Salah satu gugatan lagi yang sering dilontarkan kepada poligami , bahwa poligami
menyebabkan keluarga berantakan, anak-anak Broken-Home dan permusuhan. Bisa
kembali balik ditanyakan kepada pelontar gugatan tersebut, apakah hanya poligami saja
yang menjadi penyebab hal tersebut? Dan sebaliknya, apakah semua yang berpoligami
memiliki efek negative semacam itu, walaupun orang tersebut telah menjalankan semua
yang telah dianjurkan agama? Kalau jawabannya positif, maka silahkan buktikan secara
konkrit!? Dan kalaulah jawabannya adalah negatif berarti hal itu kembali kepada pribadi
dan oknumnya itu sendiri. Kita semua mengetahui, sebagaimana seorang suami sebagai
kepala rumah tangga yang bertanggungjawab terhadap keluarganya baik dalam urusan
material (jasmani) maupun spiritual (rohani) seperti yang telah dijelaskan dalam al-Qur’an
:”…jagalah dirimu dan keluargamu dari api neraka” (Quu anfusakum wa ahlikum
naaro)[18], maka pada kondisi semacam ini tentu orang yang berpoligami akan memiliki
tanggungjawab lebih besar dibanding para pelaku monogamy. Karena disamping secara
materi ia harus menghidupi istri lebih dari satu, iapun harus mendidik mereka beserta
para anaknya. Tentu ini bukan tugas yang ringan dan tentulah tidak mudah, diperlukan
kerjasama dengan segenap anggota keluarga, terkhusus dari para istrinya . Tanpa ada
kerjasama yang baik, niscaya dampak negative akan selalu mengancam keutuhan
keluarga tersebut.

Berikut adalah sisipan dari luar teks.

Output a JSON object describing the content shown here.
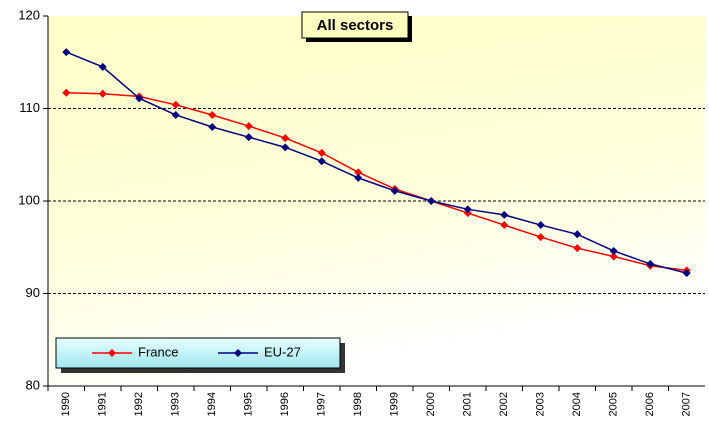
{
  "chart_data": {
    "type": "line",
    "title": "All sectors",
    "categories": [
      "1990",
      "1991",
      "1992",
      "1993",
      "1994",
      "1995",
      "1996",
      "1997",
      "1998",
      "1999",
      "2000",
      "2001",
      "2002",
      "2003",
      "2004",
      "2005",
      "2006",
      "2007"
    ],
    "series": [
      {
        "name": "France",
        "color": "#ff0000",
        "values": [
          111.7,
          111.6,
          111.3,
          110.4,
          109.3,
          108.1,
          106.8,
          105.2,
          103.1,
          101.3,
          100,
          98.7,
          97.4,
          96.1,
          94.9,
          94.0,
          93.0,
          92.5
        ]
      },
      {
        "name": "EU-27",
        "color": "#000080",
        "values": [
          116.1,
          114.5,
          111.1,
          109.3,
          108.0,
          106.9,
          105.8,
          104.3,
          102.5,
          101.1,
          100,
          99.1,
          98.5,
          97.4,
          96.4,
          94.6,
          93.2,
          92.2
        ]
      }
    ],
    "ylim": [
      80,
      120
    ],
    "yticks": [
      80,
      90,
      100,
      110,
      120
    ],
    "grid": true
  }
}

Walaupun hal ini mungkin juga terjadi pada pernikahan monogamy,
namun pada poligami akan memberikan kemungkinan yang lebih besar. Karena
permusuhan yang terjadi di antara para anak dari para istrinya –terkhusus pasca
meninggalnya sang suami- biasanya karena sulutan dari para ibunya. Inilah tugas berat
suami untuk dapat mengontrol dan mendidik mereka tetap menjadi keluarga sakinah
(tentram) yang berasaskan pada mawaddah wa rahmah (kasih dan sayang). Sudah
seharusnya bagi seorang suami ketika hendak ber-poligami untuk memiliki kesiapan
matang dengan memberikan jalan keluar yang bijak terhadap segala kemungkinan
terpahit yang mungkin bakal dihadapinya sewaktu berpoligami. Sehingga dari situ ketika
ia melakukan poligami bukan hanya sekedar untuk koleksi istri, pelampiasan nafsu
syahwat ataupun untuk sekedar kebanggaan, akan tetapi untuk tujuan yang lebih
rasional dalam menggapai kesempurnaan spiritual berupa “ridho Ilahi”. Bukankah dunia
adalah ladang untuk kehidupan akherat (mazra’atul-akhirah)?